- Caixin China General Services PMI hits 10-month high
- New orders and new export orders rise strongly, inflation starting to stir
- China’s A50 may have bottomed, copper and crude oil attempting to follow suit
China’s services sector starting to fire
The Caixin China General Services purchasing managers’ index (PMI) jumped from 52.5 to 54.0, signaling activity across the largest part of the Chinese economy improved at a faster pace in May. It was the strongest result since July 2023.
Source: S&P Global
PMIs measure changes in activity, tracking business indicators such as orders, exports, staffing levels, production, inventories and prices paid. A reading above 50 signals activity grew from a month earlier. The further away from this level, the faster the improvement occurred.
New work, inflation lift
Like the headline figure, details under the hood were impressive; new work and new export orders increasing at the fastest pace since May 2023. S&P Global said anecdotal evidence pointed to improvements in domestic and external market conditions, alongside the launch of new products. With new work ramping up, staffing levels increased for the first time in four months, lifting at the fastest pace since September.
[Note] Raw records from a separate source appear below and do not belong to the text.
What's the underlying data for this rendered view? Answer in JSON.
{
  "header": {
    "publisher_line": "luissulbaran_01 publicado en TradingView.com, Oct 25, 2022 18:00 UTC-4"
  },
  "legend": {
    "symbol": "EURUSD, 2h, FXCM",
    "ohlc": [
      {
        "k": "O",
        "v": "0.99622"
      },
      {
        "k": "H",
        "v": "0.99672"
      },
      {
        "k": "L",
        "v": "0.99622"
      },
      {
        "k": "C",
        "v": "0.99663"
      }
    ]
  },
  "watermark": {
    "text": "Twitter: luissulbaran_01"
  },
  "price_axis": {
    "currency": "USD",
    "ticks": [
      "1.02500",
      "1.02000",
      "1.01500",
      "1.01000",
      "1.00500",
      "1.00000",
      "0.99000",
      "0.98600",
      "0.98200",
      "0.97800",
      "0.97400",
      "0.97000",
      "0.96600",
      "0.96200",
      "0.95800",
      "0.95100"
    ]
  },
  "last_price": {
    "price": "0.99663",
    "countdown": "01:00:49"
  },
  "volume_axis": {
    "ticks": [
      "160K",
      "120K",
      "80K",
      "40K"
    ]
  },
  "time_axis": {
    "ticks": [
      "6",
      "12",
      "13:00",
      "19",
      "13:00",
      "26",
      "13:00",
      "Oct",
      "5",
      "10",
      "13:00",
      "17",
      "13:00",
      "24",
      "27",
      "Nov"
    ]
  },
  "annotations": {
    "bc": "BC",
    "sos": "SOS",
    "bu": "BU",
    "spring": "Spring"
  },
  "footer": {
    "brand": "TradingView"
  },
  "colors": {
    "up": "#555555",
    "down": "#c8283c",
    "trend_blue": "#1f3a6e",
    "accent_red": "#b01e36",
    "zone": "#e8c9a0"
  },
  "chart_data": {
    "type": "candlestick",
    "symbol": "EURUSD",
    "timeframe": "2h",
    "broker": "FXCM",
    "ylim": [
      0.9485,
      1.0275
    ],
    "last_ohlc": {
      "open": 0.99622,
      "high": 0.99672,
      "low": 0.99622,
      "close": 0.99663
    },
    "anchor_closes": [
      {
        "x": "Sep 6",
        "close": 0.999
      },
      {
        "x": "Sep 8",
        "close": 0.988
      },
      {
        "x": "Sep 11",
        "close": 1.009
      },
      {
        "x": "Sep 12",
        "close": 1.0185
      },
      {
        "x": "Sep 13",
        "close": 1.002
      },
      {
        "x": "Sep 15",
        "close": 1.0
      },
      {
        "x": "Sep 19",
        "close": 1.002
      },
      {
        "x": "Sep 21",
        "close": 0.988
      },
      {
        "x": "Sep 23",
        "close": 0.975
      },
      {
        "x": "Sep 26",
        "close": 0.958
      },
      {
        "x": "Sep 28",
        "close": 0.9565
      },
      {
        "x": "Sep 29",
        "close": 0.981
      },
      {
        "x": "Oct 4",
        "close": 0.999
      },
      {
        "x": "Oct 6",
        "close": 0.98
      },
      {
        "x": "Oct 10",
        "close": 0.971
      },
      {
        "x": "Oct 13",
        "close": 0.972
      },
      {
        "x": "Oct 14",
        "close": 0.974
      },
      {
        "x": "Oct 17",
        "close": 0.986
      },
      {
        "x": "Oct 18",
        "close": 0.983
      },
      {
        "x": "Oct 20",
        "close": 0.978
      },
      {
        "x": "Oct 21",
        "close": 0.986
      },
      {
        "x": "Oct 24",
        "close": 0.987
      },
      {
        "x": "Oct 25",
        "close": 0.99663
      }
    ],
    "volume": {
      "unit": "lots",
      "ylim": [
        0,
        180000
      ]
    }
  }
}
There was also evidence to suggest stronger demand and higher commodity prices is increasing inflationary pressures with input prices lifting at the fastest pace since June 2023 while final prices to customers grew at rates not seen since January 2022.
While offering a conflicting view to the weakness conveyed in the government’s more comprehensive PMI surveys, the report did not go unnoticed across Asian markets on Wednesday with risk appetite firming noticeably across several cyclical asset prices.
China A50 futures may have bottomed
China A50 futures have broken the downtrend from the 2024 highs, bolstering confidence that we may have seen a near-term bottom. The reversal through the influential 50-day moving average on Monday looms as important given how respectful the price has been of the level previously. Coupled with the downtrend break and improved sentiment towards the Chinese economy, near-term risks for the A50 look to be skewing to the upside.
For those keen to get long, buying dips towards the 50DMA is preferable to buying at current levels, providing an improved risk-reward for the trade. With volumes easing despite signs of a market bottom, there’s every chance we may see another pullback.
Potential upside targets include 12590, 12712, 12795 or even May’s peak of 12962. A stop below the 50DMA or 12353 would offer protection against reversal, depending on the trade target you select.
In contrast to the price action in Chinese equities, the moves in commodity markets have been more muted, although the rout in the likes of copper and crude oil has stalled for now.
COMEX copper rout stalls
COMEX copper finds itself at an interesting level on the charts, sitting just above the 50-day moving average with the intersection of horizontal support at $4.50 and uptrend dating back to early February just below. While the downtrend in RSI has been broken, it’s far too early to be confident we’ve seen a bottom. But if the price remains around these levels without testing this zone, or it tests it without being able to break lower, there may be grounds for initiating longs targeting $4.746 or $4.907. A stop below $4.50 would offer protection.
Should the price break the 50DSMA and support at $4.50, you could consider swinging the trade around, shorting with a stop above the 50DMA for protection. Aside from $4.396 there’s not a lot of visible support other than $4.25 before you get to $4.164.
Crude oil: still waiting for a price signal
After five consecutive down days, WTI crude oil is attempting to find a bottom, inching higher in Asia on the back of light volumes. While hardly bullish, the small wick on Tuesday’s candle, accompanied by strong volumes, suggests we may be seeing profit-taking or dip buyers starting to move in. The downtrend in RSI has also broken after briefly falling into oversold territory.
But neither a long nor short looks compelling even with improved sentiment towards China. $74 looms as a level to watch in the near-term. If we see a bounce towards that level it may provide clues on what to do, providing a short entry if it fails to break or allowing for longs to be established on a break, especially if it closes above delivering a bullish engulfing candle.